I have told the kids many times that while I have had several MP3 players, I’ve never had an Ipod. They look at me like I’m some kind of crazy old fogey.
I, too, am a couple months shy of my 39th birthday. This little exchange really brought my age to my attention. A buddy of mine was telling me about all the quaint retro fun he was having with his 64 emulator.
My now constant sign that I’m getting older (as if I needed another one) are these white hairs that pop up in my eyebrows.
Now the head hairs, I can take; that’s been going on since I was in my twenties. I’m used to covering those up on a regular basis. But the eyebrows! For Pete’s sake! Even my mother has dark ones! Even a brow pencil is getting iffy for coverage. My only choice is to pluck them (which at the rate they’re coming in, it won’t be long before both eyebrows are nothing but pencil - kind of like my old lady aunts).
Now, get off my lawn, you guys with the thirty-something doctors, mp3 players and video games!
And they’re not just white – they’re thick and wiry and they won’t stay in place! Wait until the hairs start sprouting from your moles – or are they called “wens” at my age? I dunno, but I regularly pluck wiry hairs from my face. And trim hubby’s ear hair. (He has to do his nose though.)
Now that everyone’s properly grossed out, another sign is when kids you used to babysit become grandparents.
As one of the young fry around here, I am sticking my fingers in my ears and refusing to believe that this will someday happen to me (assuming I don’t trip and fall in front of a bus before then, given my klutz powers).
Sometimes I have to look for a minute to tell if a picture is of me or my mother.
Oddly, try as I might, I still can’t see my colleagues as adults. We are pretty much all mid to late 20s. Some of us are balding, we wear professional dress, and there are plenty of other visible signs of adulthood. But when I see my friends, I see a bunch of ageless people.
I meant to say “MY HUSBAND’S PARENTS” have just started collecting the pension. Sorry Mum & Dad - I just aged you! Not that you will see this post… but anyway… :smack:
Oh, yeah - there’s another one that hit me last week! I was leaving my university when I noted a pair of hot women walking down the sidewalk. They looked quite a bit alike, one older than the other - most likely mother and daughter. And it was the mother I was focusing my attention on… “Mmmmm, yummy!”
I noticed my former classmates at my 30th high school reunion looked rather…haggard. What a shame! And here I haven’t changed a bit since senior year!

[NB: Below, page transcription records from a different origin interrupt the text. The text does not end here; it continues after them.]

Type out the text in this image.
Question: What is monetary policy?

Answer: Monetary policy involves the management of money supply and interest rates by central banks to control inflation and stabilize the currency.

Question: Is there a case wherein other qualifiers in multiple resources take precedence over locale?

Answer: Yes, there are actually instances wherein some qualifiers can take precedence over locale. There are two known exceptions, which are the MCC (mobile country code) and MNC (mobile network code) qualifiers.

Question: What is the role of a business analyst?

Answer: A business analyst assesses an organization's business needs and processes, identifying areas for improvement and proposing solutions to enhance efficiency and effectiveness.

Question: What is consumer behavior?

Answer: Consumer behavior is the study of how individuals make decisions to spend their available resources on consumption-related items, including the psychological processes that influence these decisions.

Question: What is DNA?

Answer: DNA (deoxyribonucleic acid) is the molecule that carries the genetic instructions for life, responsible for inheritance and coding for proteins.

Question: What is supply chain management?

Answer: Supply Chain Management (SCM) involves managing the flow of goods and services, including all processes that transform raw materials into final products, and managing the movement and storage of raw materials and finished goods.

I can’t help but notice I’ve slowed down a bit, not flinging myself willy-nilly across the lawn or down the basement stairs with a laundry basket (I put it in a bag and throw it down first). And the eyesight seems to be getting worse every year. When I complain to my mother, she says ‘welcome to the club. It gets worse.’
The great big evil secret is not that “You get old”, it’s that the whole frikking world is conspiring to create new stuff when you’re not looking.
Just because I say a line from Ferris Bueller’s day off and the kid looks at me like I’m an old coot. Then I say a line from the Matrix and realize it was out fourteen years ago…
And I don’t feel old, it’s just that my knee binds up a little if I’ve been sitting too long…honest, it’s not a TRICK knee, per-se…it’s just…oh, is THAT what a trick knee feels like? sigh.
Alas, I have my Mom’s Father’s hair, and I’m getting my Dad’s Father’s face (and my Dad’s hands…when did THAT happen?)
Honestly, I’d say I still feel 26 inside, but I was in rotten shape at 26. I was in good shape athletically at 32, but 32 sounds old…So I’m an in shape 32 year old with the hair, skin, and knee of a 40 year old, who feels like 26 ought to feel.
But I’m getting the patience of a 40 year old. I see the ‘young-uns’ running around, worried about ‘Shit that Don’t Matter™’ and think ‘Kids, worry about the stuff you can control.’